Is cosmetic surgery a quick fix for problems of self-esteem and body-image?

This is the first in a series of posts about the complex relationship between cosmetic surgery and body image . Here Sherri Irvin, Presidential Research Professor of Philosophy and Gender Studies, and Co-Director of the Center for Social Justice at the University of Oklahoma, gives her thoughts. If you would like to contribute to this discussion then please email your response to Jan Kandiyali.

Question: Cosmetic surgery is regarded by some as a 'quick fix' for more deep rooted problems of self-esteem and body-image. How far do you agree with this assessment of elective cosmetic surgery? If surgery is undertaken for reasons of self-esteem and/or body image do you think this is problematic?

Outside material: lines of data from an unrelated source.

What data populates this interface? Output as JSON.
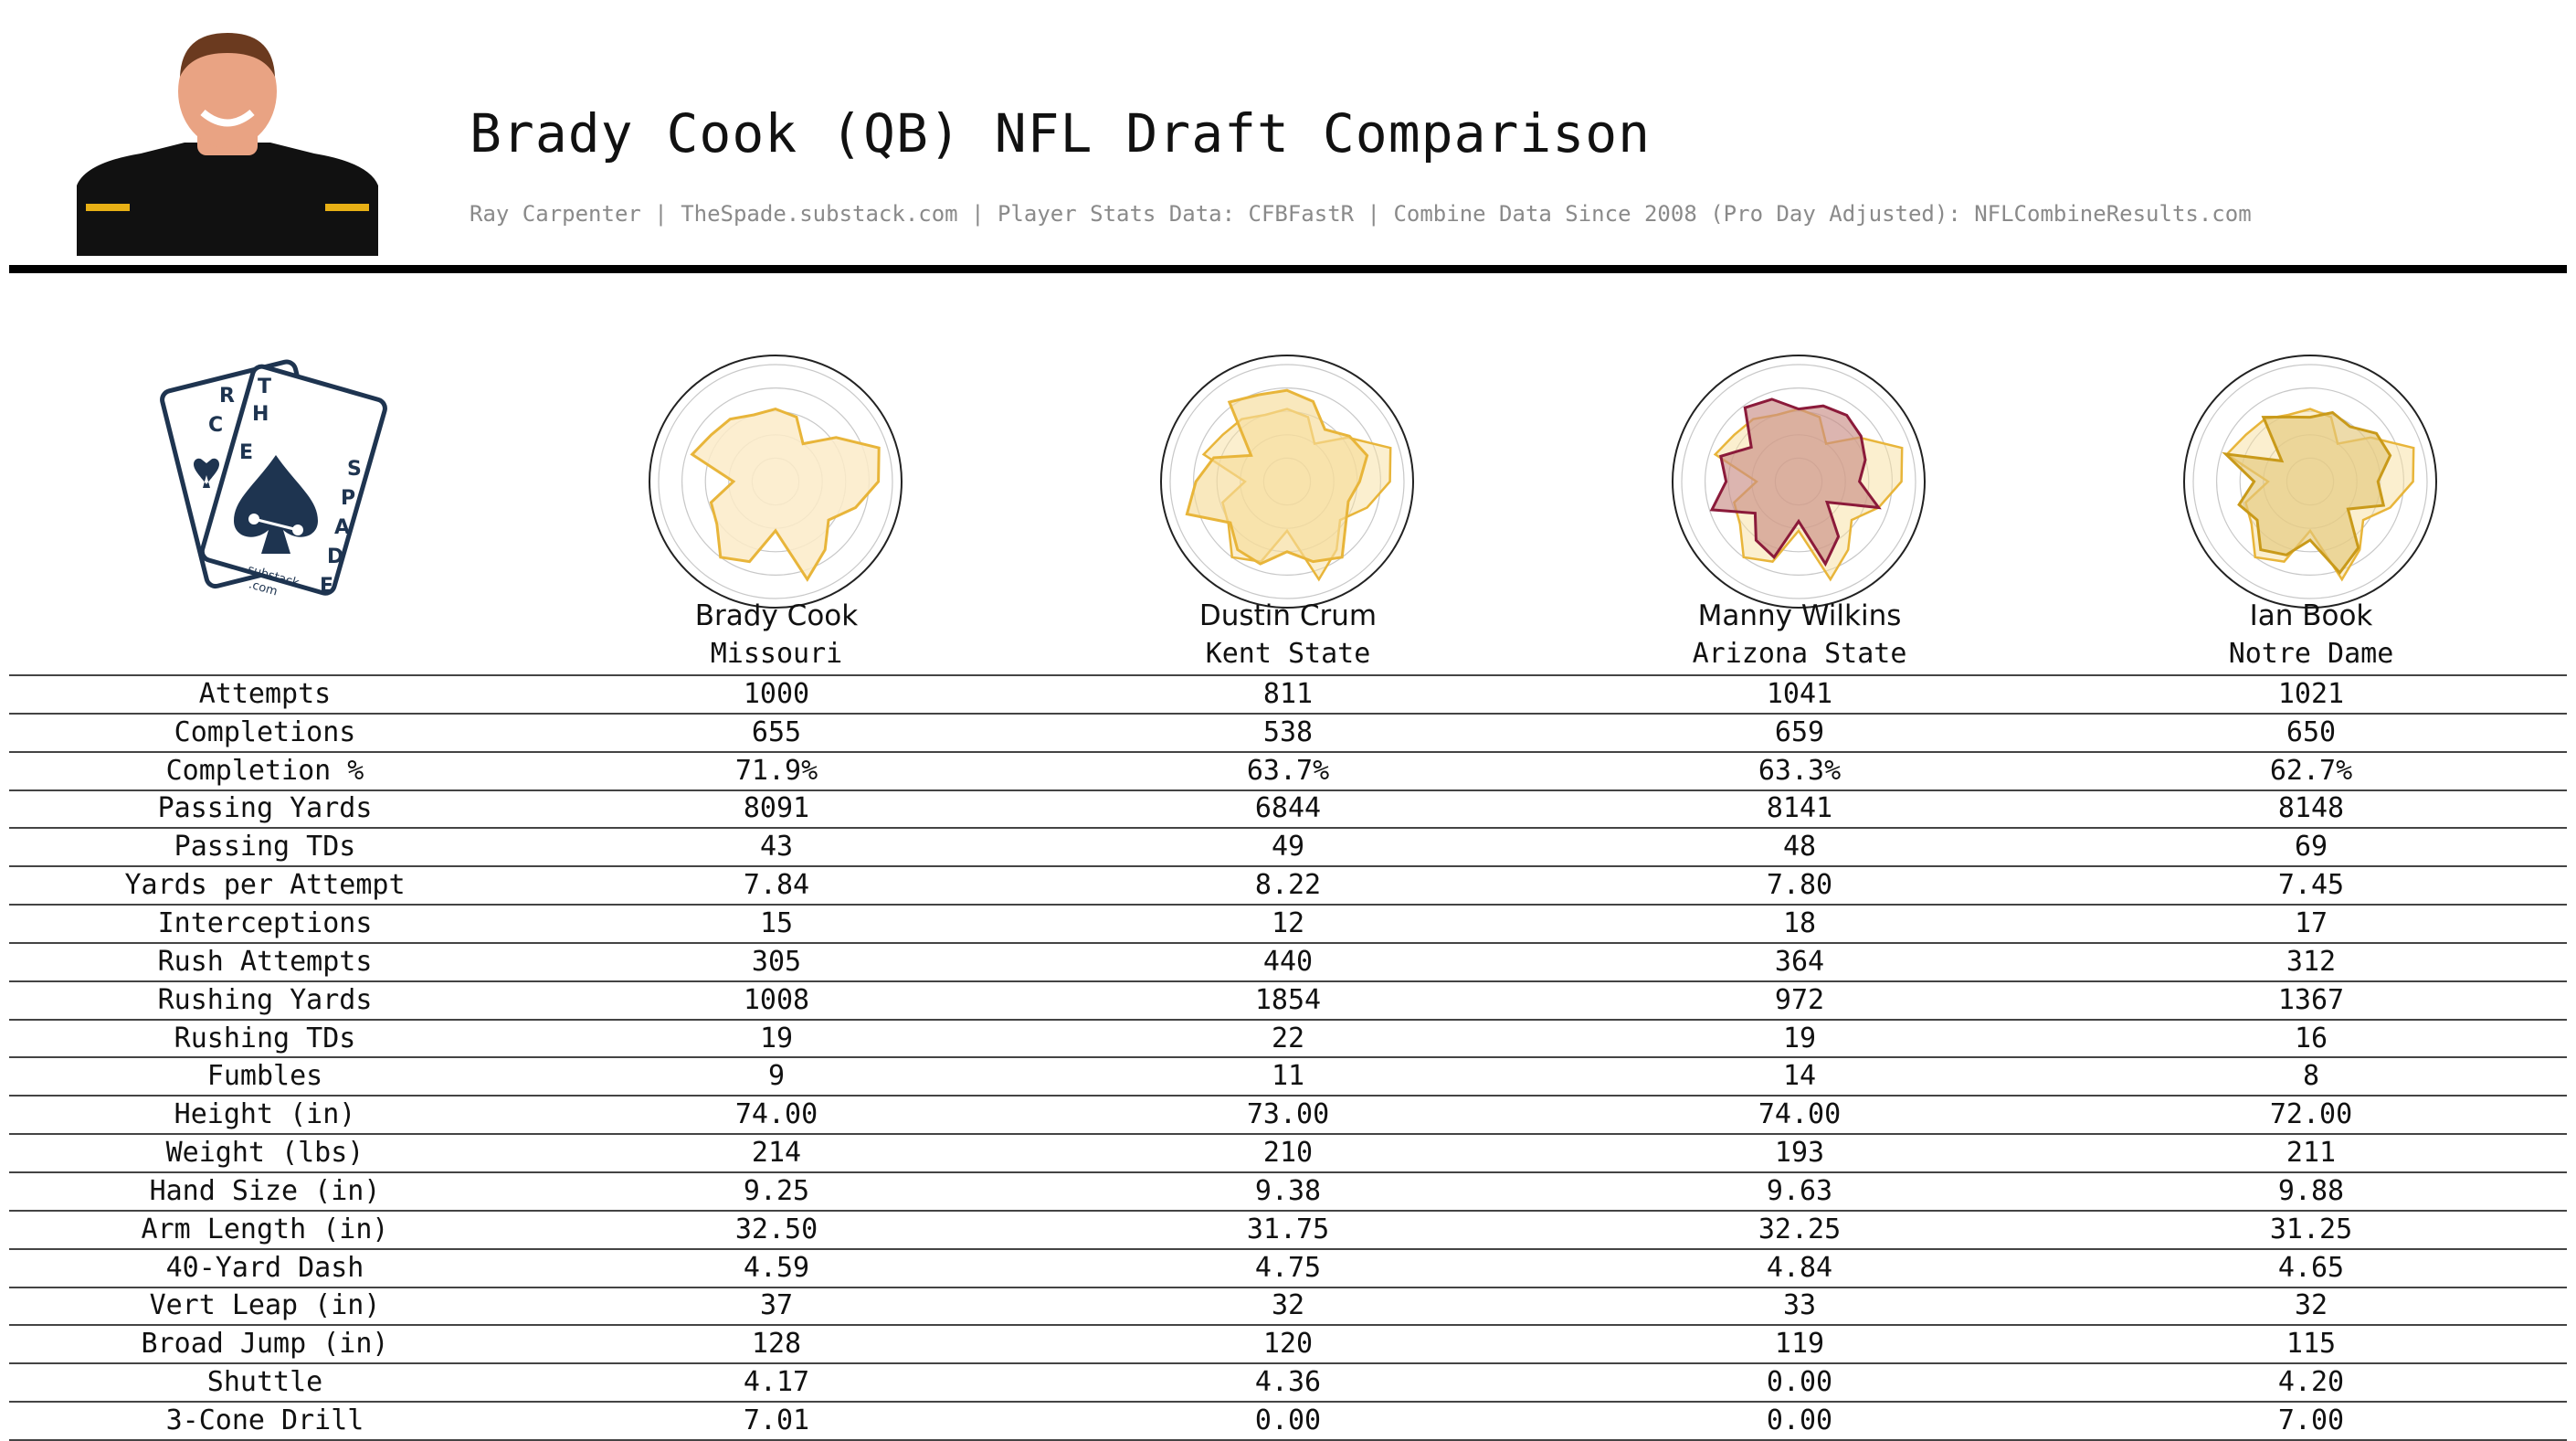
{
  "header": {
    "title": "Brady Cook (QB) NFL Draft Comparison",
    "subtitle": "Ray Carpenter | TheSpade.substack.com | Player Stats Data: CFBFastR | Combine Data Since 2008 (Pro Day Adjusted): NFLCombineResults.com",
    "photo": {
      "jersey_color": "#111111",
      "accent_color": "#e8b015",
      "skin_color": "#e9a383"
    }
  },
  "logo": {
    "letters_left_card": "RCE",
    "letters_right_card": [
      "T",
      "H",
      "E",
      "S",
      "P",
      "A",
      "D",
      "E"
    ],
    "caption_line1": ".substack",
    "caption_line2": ".com",
    "color": "#1e3450"
  },
  "players": [
    {
      "name": "Brady Cook",
      "school": "Missouri"
    },
    {
      "name": "Dustin Crum",
      "school": "Kent State"
    },
    {
      "name": "Manny Wilkins",
      "school": "Arizona State"
    },
    {
      "name": "Ian Book",
      "school": "Notre Dame"
    }
  ],
  "stats": {
    "rows": [
      {
        "label": "Attempts",
        "values": [
          "1000",
          "811",
          "1041",
          "1021"
        ]
      },
      {
        "label": "Completions",
        "values": [
          "655",
          "538",
          "659",
          "650"
        ]
      },
      {
        "label": "Completion %",
        "values": [
          "71.9%",
          "63.7%",
          "63.3%",
          "62.7%"
        ]
      },
      {
        "label": "Passing Yards",
        "values": [
          "8091",
          "6844",
          "8141",
          "8148"
        ]
      },
      {
        "label": "Passing TDs",
        "values": [
          "43",
          "49",
          "48",
          "69"
        ]
      },
      {
        "label": "Yards per Attempt",
        "values": [
          "7.84",
          "8.22",
          "7.80",
          "7.45"
        ]
      },
      {
        "label": "Interceptions",
        "values": [
          "15",
          "12",
          "18",
          "17"
        ]
      },
      {
        "label": "Rush Attempts",
        "values": [
          "305",
          "440",
          "364",
          "312"
        ]
      },
      {
        "label": "Rushing Yards",
        "values": [
          "1008",
          "1854",
          "972",
          "1367"
        ]
      },
      {
        "label": "Rushing TDs",
        "values": [
          "19",
          "22",
          "19",
          "16"
        ]
      },
      {
        "label": "Fumbles",
        "values": [
          "9",
          "11",
          "14",
          "8"
        ]
      },
      {
        "label": "Height (in)",
        "values": [
          "74.00",
          "73.00",
          "74.00",
          "72.00"
        ]
      },
      {
        "label": "Weight (lbs)",
        "values": [
          "214",
          "210",
          "193",
          "211"
        ]
      },
      {
        "label": "Hand Size (in)",
        "values": [
          "9.25",
          "9.38",
          "9.63",
          "9.88"
        ]
      },
      {
        "label": "Arm Length (in)",
        "values": [
          "32.50",
          "31.75",
          "32.25",
          "31.25"
        ]
      },
      {
        "label": "40-Yard Dash",
        "values": [
          "4.59",
          "4.75",
          "4.84",
          "4.65"
        ]
      },
      {
        "label": "Vert Leap (in)",
        "values": [
          "37",
          "32",
          "33",
          "32"
        ]
      },
      {
        "label": "Broad Jump (in)",
        "values": [
          "128",
          "120",
          "119",
          "115"
        ]
      },
      {
        "label": "Shuttle",
        "values": [
          "4.17",
          "4.36",
          "0.00",
          "4.20"
        ]
      },
      {
        "label": "3-Cone Drill",
        "values": [
          "7.01",
          "0.00",
          "0.00",
          "7.00"
        ]
      }
    ]
  },
  "chart_data": {
    "type": "radar",
    "rings": 5,
    "range": [
      0,
      1
    ],
    "axes_count": 20,
    "colors": {
      "reference_stroke": "#e8b53a",
      "reference_fill": "#f7dfa0",
      "brady_fill": "#fbebc8",
      "crum_fill": "#f6dc9a",
      "wilkins_stroke": "#8b1a3a",
      "wilkins_fill": "#c98e86",
      "book_stroke": "#c99a1a",
      "book_fill": "#e3c77c"
    },
    "reference": {
      "values": [
        0.62,
        0.58,
        0.4,
        0.64,
        0.93,
        0.88,
        0.72,
        0.56,
        0.72,
        0.88,
        0.42,
        0.72,
        0.8,
        0.62,
        0.58,
        0.36,
        0.75,
        0.68,
        0.66,
        0.6
      ]
    },
    "series": [
      {
        "values": [
          0.62,
          0.58,
          0.4,
          0.64,
          0.93,
          0.88,
          0.72,
          0.56,
          0.72,
          0.88,
          0.42,
          0.72,
          0.8,
          0.62,
          0.58,
          0.36,
          0.75,
          0.68,
          0.66,
          0.6
        ]
      },
      {
        "values": [
          0.78,
          0.72,
          0.55,
          0.66,
          0.72,
          0.62,
          0.55,
          0.62,
          0.8,
          0.72,
          0.6,
          0.74,
          0.72,
          0.6,
          0.9,
          0.78,
          0.66,
          0.38,
          0.84,
          0.78
        ]
      },
      {
        "values": [
          0.62,
          0.68,
          0.7,
          0.66,
          0.6,
          0.52,
          0.72,
          0.3,
          0.58,
          0.74,
          0.34,
          0.68,
          0.62,
          0.46,
          0.78,
          0.62,
          0.7,
          0.5,
          0.78,
          0.74
        ]
      },
      {
        "values": [
          0.55,
          0.62,
          0.58,
          0.7,
          0.72,
          0.58,
          0.66,
          0.4,
          0.7,
          0.82,
          0.5,
          0.66,
          0.72,
          0.56,
          0.64,
          0.48,
          0.76,
          0.3,
          0.68,
          0.58
        ]
      }
    ]
  }
}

The way the question is posed, asking whether cosmetic surgery is “a ‘quick fix’ for more deep rooted problems of self-esteem and body-image,” suggests that these deep-rooted problems are located in the mind of the person seeking surgery. But we are operating in a global culture that tells us that almost no bodies are acceptable in their natural, unadorned state. The message that we should constantly be viewing our bodies as a project, rather than simply inhabiting them comfortably and enjoying them, comes from the media, from advertising, and from our parents, teachers, bosses and friends. Standards of bodily acceptability are racialized; in the US, for instance, physical features associated with Blackness tend to be devalued by a white-dominated culture. Signs of aging are regarded as ugly. And, of course, people with “unusual embodiment,” to use an expression of Rosemarie Garland-Thomson’s, are constantly subjected to stares, rude remarks, and other forms of dehumanizing treatment. All of these standards of bodily acceptability, and the forms of social disciplining associated with them, are disproportionately applied to women.

In this context, most cosmetic surgery is of course connected to self-esteem or body image rather than simply being an uncoerced form of creative self-fashioning. But the individual mental states that motivate the surgery are merely symptoms of the core problem; they are not the problem itself. As for the surgery, it (like many consumer products) is an individual solution to a problem it contributes to on a systemic level: when people – especially celebrities – seek surgery to comply with standards of bodily acceptability, they contribute to the impression that bodies that don’t comply with these standards are aberrant. Cosmetic surgery is expensive, so it is accessible only to the privileged, and it is also painful and physically risky. But a campaign against cosmetic surgery alone would scarcely chip away at the much larger problem, which is that bodies are treated fundamentally as objects whose appearance must be tightly regulated and which are to be loathed insofar as they elude this regulation.